I say and write this a lot; in fact I was writing it in a comment and decided to put it in a diary.
This morning I ran across this Fox News chyron on Twitter:
Just looking at the chyron, this is what we hear and can expect to hear from the Trump campaign and Republican campaigns generally from now until … well, probably forever. We’ve heard Moscow Mitch praise itself for thwarting the House Democrats’ “socialist agenda” by letting hundreds of bills die on its rancid vine. We see and hear Trump campaign ads calling Biden an agent or a puppet or an avatar or a whatever “of the far left.”
Here in the Daily Kos community, we don’t need to have it explained that when Republicans say “socialism” (or “socialist”) they’re cynically deploying a meaningless scare-word whose sole purpose and function is to frighten [white] people who don’t have wealth, power, privilege, influence, or socioeconomic advantage, into agreeing — and voting — to keep those things right where they are: in the hands of the wealthy, powerful men, corporations, and industries that own the GOP.
But I think Democratic candidates need to hammer this home a lot more often, and a lot more forcefully, to people who aren’t necessarily clued into the foregoing scam, especially those who still cling to the demonstrably-absurd and fact-free perception that Both Sides® Are Just As Bad.™ So, let’s be clear and unequivocal about what Republicans and Fox News mean when they talk about the “socialist agenda” (or the “far-left agenda”) of Democrats in general and/or of Biden in particular: it means, “holding the wealthy and powerful men, corporations, and industries that own my Party accountable for the harm they cause to the public, workers, consumers, and the environment.”
Indeed, this is what DB55’s diary from yesterday was about, Biden’s remark that it’s time to “put an end to shareholder capitalism” because corporations and industries “have a responsibility to their workers, their community, to their country.” According to Republicans and Fox News, that is a “far left,” “socialist agenda.”
That is the fundamental, critical, and non-rhetorical difference between the two Sides®; Americans have a clear and simple choice as to who the federal government should, and does, work for. A Republican government works and will continue to work for the wealthy, powerful men, corporations and industries that own that Party; a Democratic government works and will work for the public, workers, consumers, and the environment. The Republican “agenda” is to allow its owners to run roughshod over everyone and everything else; the Democratic “agenda” is to prevent that — which is what Republicans and Fox News mean when they talk about “socialism” or a “far left agenda.” And it’s why they’re so terrified, and want the public to be terrified, of a Democratic-controlled federal government.

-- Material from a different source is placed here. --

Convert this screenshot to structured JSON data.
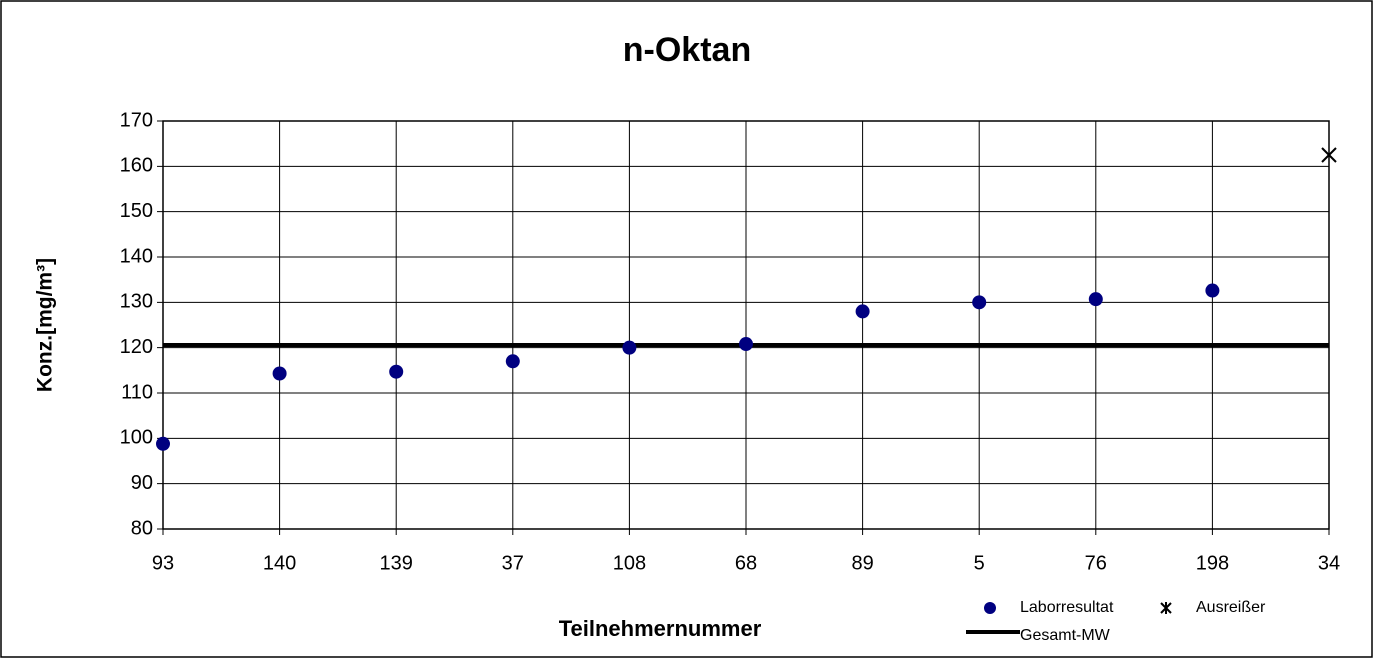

When people ask me, and when I ask myself, why I vote Democratic instead of Republican, this is what I tell them. Never mind the GOP’s overt religiosity, which is a deal-breaker for me in any event; never mind its atrocious governing record in my lifetime, its cruel and ruinous “policy” agenda, its cynical, bad-faith politics, and its hypocritical moral depravity. The GOP doesn’t work for me or represent me in any sense that I can fathom; the Democratic Party, to whatever degree, does. But I believe the government should work for the public, workers, consumers, and the environment, not for the wealthy and powerful men, corporations, and industries that own the GOP.* If that’s a “socialist (or “far left) agenda” then sign me up.
[* — It may certainly be argued that the Democratic Party also has owners whom it serves in government, and that those owners include wealthy men, corporations, and industries. To the extent that’s true, it merely highlights another meaningful difference between the two parties; they both have owners, in that they both depend upon wealthy men, corporations and industries to run campaigns and get elected, but once elected the GOP doesn’t even try to work (and actively prevents the government from working) for anyone else, whereas the Democrats at least try to work for the public while keeping their owners’ needs and requirements in mind. The point is not, and can never be, that wealthy men, corporations and industries are inherently bad, shouldn’t be represented, or don’t deserve representation in the federal government; the point is that governing requires prioritizing and compromising between the competing needs and desires of various constituencies. One party can do that, the other one can’t; one of them tries, the other one doesn’t. That’s the point.]